Regarding this popular issue (new to me) about slowing down when approaching the crest of a hill:
In theory any hill-crest can be a "blind hill" if you know nothing about the topography of the road that lies beyond it. It always
could be a sharp drop into a local valley that could hide a stopped or oncoming car, big boulder or other hazard.
Obviously such blind hills do exist. However they're rare, it's well-understood to be dangerous and it merits a warning sign, light, speed-bump or other hazard mitigation.
In actuality, the sight horizon over a hill-crest is part of standard road engineering practice and is based on standard geometry assumptions. For any human looking over a dashboard, the eye height above the road surface is usually taken to be at least 4ft ≈ 1.2m, perhaps a bit less for especially low cars. The height of hazardous debris is sometimes taken as 6" ≈ 15cm; of course stopped or oncoming vehicles are much taller. These assumptions along with (real) traffic speed and cconservative reaction+stopping distance values, and the possibility of oncoming passing-maneuver traffic in the driving lane, all govern the acceptable crest profile to avoid a "blind hill" hazard.

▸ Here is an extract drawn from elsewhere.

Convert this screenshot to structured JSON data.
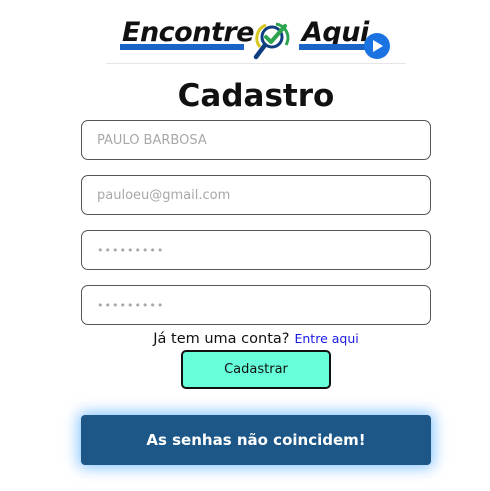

So. if Tesla AP is braking abnormally upon approaching a crest in the road, it suggests one of two things:
- Tesla driving decision policy is being quite overcautious in assuming a very unlikely road-design failure. As we know such over-caution, leading to unexpected braking, is itself a traffic hazard.
- This concern BTW can be mitigated by using the elevation data in established navigation maps. I don't know whether maps are typically marked with dangerous blind- locations, but said elevation topography data could be used to create such markers.

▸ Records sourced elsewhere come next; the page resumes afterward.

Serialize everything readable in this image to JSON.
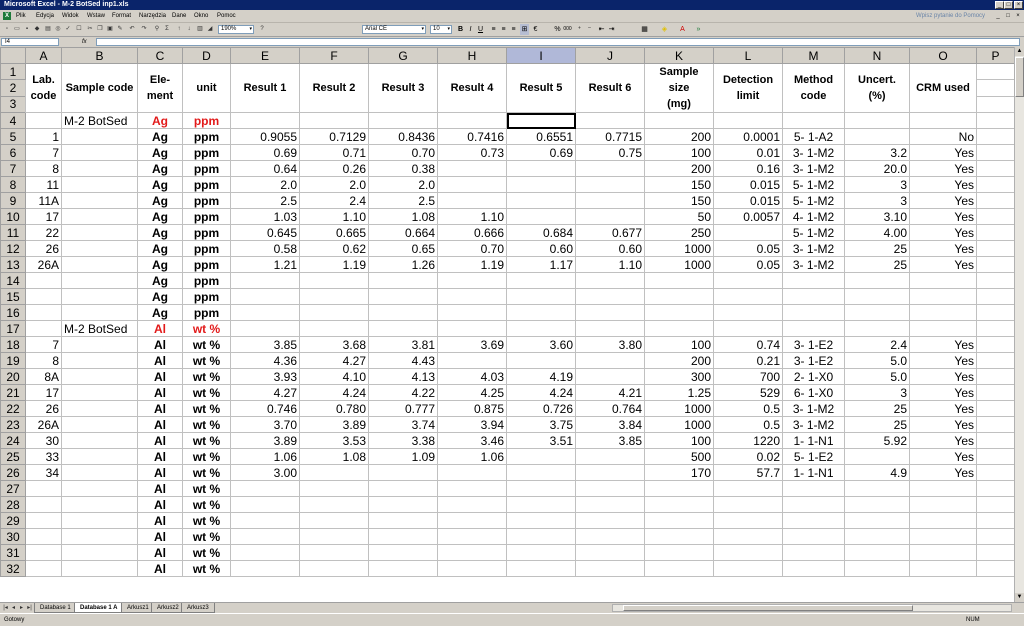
{
  "window": {
    "title": "Microsoft Excel - M-2 BotSed inp1.xls",
    "buttons": [
      "_",
      "□",
      "×"
    ]
  },
  "menu": {
    "items": [
      "Plik",
      "Edycja",
      "Widok",
      "Wstaw",
      "Format",
      "Narzędzia",
      "Dane",
      "Okno",
      "Pomoc"
    ],
    "help_placeholder": "Wpisz pytanie do Pomocy"
  },
  "toolbar": {
    "zoom": "190%",
    "font": "Arial CE",
    "size": "10",
    "bold": "B",
    "italic": "I",
    "underline": "U",
    "percent": "%",
    "thousands": "000"
  },
  "formula_bar": {
    "name_box": "I4",
    "fx": "fx",
    "content": ""
  },
  "grid": {
    "columns": [
      "A",
      "B",
      "C",
      "D",
      "E",
      "F",
      "G",
      "H",
      "I",
      "J",
      "K",
      "L",
      "M",
      "N",
      "O",
      "P"
    ],
    "selected_column": "I",
    "header_rows": {
      "row1": [
        "Lab.",
        "Sample code",
        "Ele-",
        "unit",
        "Result 1",
        "Result 2",
        "Result 3",
        "Result 4",
        "Result 5",
        "Result 6",
        "Sample",
        "Detection",
        "Method",
        "Uncert.",
        "CRM used"
      ],
      "row2": [
        "code",
        "",
        "ment",
        "",
        "",
        "",
        "",
        "",
        "",
        "",
        "size",
        "limit",
        "code",
        "(%)",
        ""
      ],
      "row3": [
        "",
        "",
        "",
        "",
        "",
        "",
        "",
        "",
        "",
        "",
        "(mg)",
        "",
        "",
        "",
        ""
      ]
    },
    "rows": [
      {
        "n": "4",
        "cells": [
          "",
          "M-2 BotSed",
          "Ag",
          "ppm",
          "",
          "",
          "",
          "",
          "",
          "",
          "",
          "",
          "",
          "",
          ""
        ],
        "section": true
      },
      {
        "n": "5",
        "cells": [
          "1",
          "",
          "Ag",
          "ppm",
          "0.9055",
          "0.7129",
          "0.8436",
          "0.7416",
          "0.6551",
          "0.7715",
          "200",
          "0.0001",
          "5- 1-A2",
          "",
          "No"
        ]
      },
      {
        "n": "6",
        "cells": [
          "7",
          "",
          "Ag",
          "ppm",
          "0.69",
          "0.71",
          "0.70",
          "0.73",
          "0.69",
          "0.75",
          "100",
          "0.01",
          "3- 1-M2",
          "3.2",
          "Yes"
        ]
      },
      {
        "n": "7",
        "cells": [
          "8",
          "",
          "Ag",
          "ppm",
          "0.64",
          "0.26",
          "0.38",
          "",
          "",
          "",
          "200",
          "0.16",
          "3- 1-M2",
          "20.0",
          "Yes"
        ]
      },
      {
        "n": "8",
        "cells": [
          "11",
          "",
          "Ag",
          "ppm",
          "2.0",
          "2.0",
          "2.0",
          "",
          "",
          "",
          "150",
          "0.015",
          "5- 1-M2",
          "3",
          "Yes"
        ]
      },
      {
        "n": "9",
        "cells": [
          "11A",
          "",
          "Ag",
          "ppm",
          "2.5",
          "2.4",
          "2.5",
          "",
          "",
          "",
          "150",
          "0.015",
          "5- 1-M2",
          "3",
          "Yes"
        ]
      },
      {
        "n": "10",
        "cells": [
          "17",
          "",
          "Ag",
          "ppm",
          "1.03",
          "1.10",
          "1.08",
          "1.10",
          "",
          "",
          "50",
          "0.0057",
          "4- 1-M2",
          "3.10",
          "Yes"
        ]
      },
      {
        "n": "11",
        "cells": [
          "22",
          "",
          "Ag",
          "ppm",
          "0.645",
          "0.665",
          "0.664",
          "0.666",
          "0.684",
          "0.677",
          "250",
          "",
          "5- 1-M2",
          "4.00",
          "Yes"
        ]
      },
      {
        "n": "12",
        "cells": [
          "26",
          "",
          "Ag",
          "ppm",
          "0.58",
          "0.62",
          "0.65",
          "0.70",
          "0.60",
          "0.60",
          "1000",
          "0.05",
          "3- 1-M2",
          "25",
          "Yes"
        ]
      },
      {
        "n": "13",
        "cells": [
          "26A",
          "",
          "Ag",
          "ppm",
          "1.21",
          "1.19",
          "1.26",
          "1.19",
          "1.17",
          "1.10",
          "1000",
          "0.05",
          "3- 1-M2",
          "25",
          "Yes"
        ]
      },
      {
        "n": "14",
        "cells": [
          "",
          "",
          "Ag",
          "ppm",
          "",
          "",
          "",
          "",
          "",
          "",
          "",
          "",
          "",
          "",
          ""
        ]
      },
      {
        "n": "15",
        "cells": [
          "",
          "",
          "Ag",
          "ppm",
          "",
          "",
          "",
          "",
          "",
          "",
          "",
          "",
          "",
          "",
          ""
        ]
      },
      {
        "n": "16",
        "cells": [
          "",
          "",
          "Ag",
          "ppm",
          "",
          "",
          "",
          "",
          "",
          "",
          "",
          "",
          "",
          "",
          ""
        ]
      },
      {
        "n": "17",
        "cells": [
          "",
          "M-2 BotSed",
          "Al",
          "wt %",
          "",
          "",
          "",
          "",
          "",
          "",
          "",
          "",
          "",
          "",
          ""
        ],
        "section": true
      },
      {
        "n": "18",
        "cells": [
          "7",
          "",
          "Al",
          "wt %",
          "3.85",
          "3.68",
          "3.81",
          "3.69",
          "3.60",
          "3.80",
          "100",
          "0.74",
          "3- 1-E2",
          "2.4",
          "Yes"
        ]
      },
      {
        "n": "19",
        "cells": [
          "8",
          "",
          "Al",
          "wt %",
          "4.36",
          "4.27",
          "4.43",
          "",
          "",
          "",
          "200",
          "0.21",
          "3- 1-E2",
          "5.0",
          "Yes"
        ]
      },
      {
        "n": "20",
        "cells": [
          "8A",
          "",
          "Al",
          "wt %",
          "3.93",
          "4.10",
          "4.13",
          "4.03",
          "4.19",
          "",
          "300",
          "700",
          "2- 1-X0",
          "5.0",
          "Yes"
        ]
      },
      {
        "n": "21",
        "cells": [
          "17",
          "",
          "Al",
          "wt %",
          "4.27",
          "4.24",
          "4.22",
          "4.25",
          "4.24",
          "4.21",
          "1.25",
          "529",
          "6- 1-X0",
          "3",
          "Yes"
        ]
      },
      {
        "n": "22",
        "cells": [
          "26",
          "",
          "Al",
          "wt %",
          "0.746",
          "0.780",
          "0.777",
          "0.875",
          "0.726",
          "0.764",
          "1000",
          "0.5",
          "3- 1-M2",
          "25",
          "Yes"
        ]
      },
      {
        "n": "23",
        "cells": [
          "26A",
          "",
          "Al",
          "wt %",
          "3.70",
          "3.89",
          "3.74",
          "3.94",
          "3.75",
          "3.84",
          "1000",
          "0.5",
          "3- 1-M2",
          "25",
          "Yes"
        ]
      },
      {
        "n": "24",
        "cells": [
          "30",
          "",
          "Al",
          "wt %",
          "3.89",
          "3.53",
          "3.38",
          "3.46",
          "3.51",
          "3.85",
          "100",
          "1220",
          "1- 1-N1",
          "5.92",
          "Yes"
        ]
      },
      {
        "n": "25",
        "cells": [
          "33",
          "",
          "Al",
          "wt %",
          "1.06",
          "1.08",
          "1.09",
          "1.06",
          "",
          "",
          "500",
          "0.02",
          "5- 1-E2",
          "",
          "Yes"
        ]
      },
      {
        "n": "26",
        "cells": [
          "34",
          "",
          "Al",
          "wt %",
          "3.00",
          "",
          "",
          "",
          "",
          "",
          "170",
          "57.7",
          "1- 1-N1",
          "4.9",
          "Yes"
        ]
      },
      {
        "n": "27",
        "cells": [
          "",
          "",
          "Al",
          "wt %",
          "",
          "",
          "",
          "",
          "",
          "",
          "",
          "",
          "",
          "",
          ""
        ]
      },
      {
        "n": "28",
        "cells": [
          "",
          "",
          "Al",
          "wt %",
          "",
          "",
          "",
          "",
          "",
          "",
          "",
          "",
          "",
          "",
          ""
        ]
      },
      {
        "n": "29",
        "cells": [
          "",
          "",
          "Al",
          "wt %",
          "",
          "",
          "",
          "",
          "",
          "",
          "",
          "",
          "",
          "",
          ""
        ]
      },
      {
        "n": "30",
        "cells": [
          "",
          "",
          "Al",
          "wt %",
          "",
          "",
          "",
          "",
          "",
          "",
          "",
          "",
          "",
          "",
          ""
        ]
      },
      {
        "n": "31",
        "cells": [
          "",
          "",
          "Al",
          "wt %",
          "",
          "",
          "",
          "",
          "",
          "",
          "",
          "",
          "",
          "",
          ""
        ]
      },
      {
        "n": "32",
        "cells": [
          "",
          "",
          "Al",
          "wt %",
          "",
          "",
          "",
          "",
          "",
          "",
          "",
          "",
          "",
          "",
          ""
        ]
      }
    ]
  },
  "sheet_tabs": {
    "tabs": [
      "Database 1",
      "Database 1 A",
      "Arkusz1",
      "Arkusz2",
      "Arkusz3"
    ],
    "active": "Database 1 A"
  },
  "status": {
    "text": "Gotowy",
    "num": "NUM"
  },
  "colors": {
    "title_bar": "#0a246a",
    "chrome": "#d4d0c8",
    "section_red": "#e21a1a"
  }
}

- Tesla is not being purposefully over-cautious, but the problem is it cannot confidently determine the distance to the crest, and it interprets this as a possible rare blind-hill scenario for traffic coming the other way over the crest.
Given all of the above, my conclusion is that this is a very solvable issue as long as Tesla Vision can basically see. Unlike the pillar-camera situation, here I'm not seeing a fundamental geometry problem with the existing perception suite. In fact the forward-looking cameras are sitting higher than the human driver.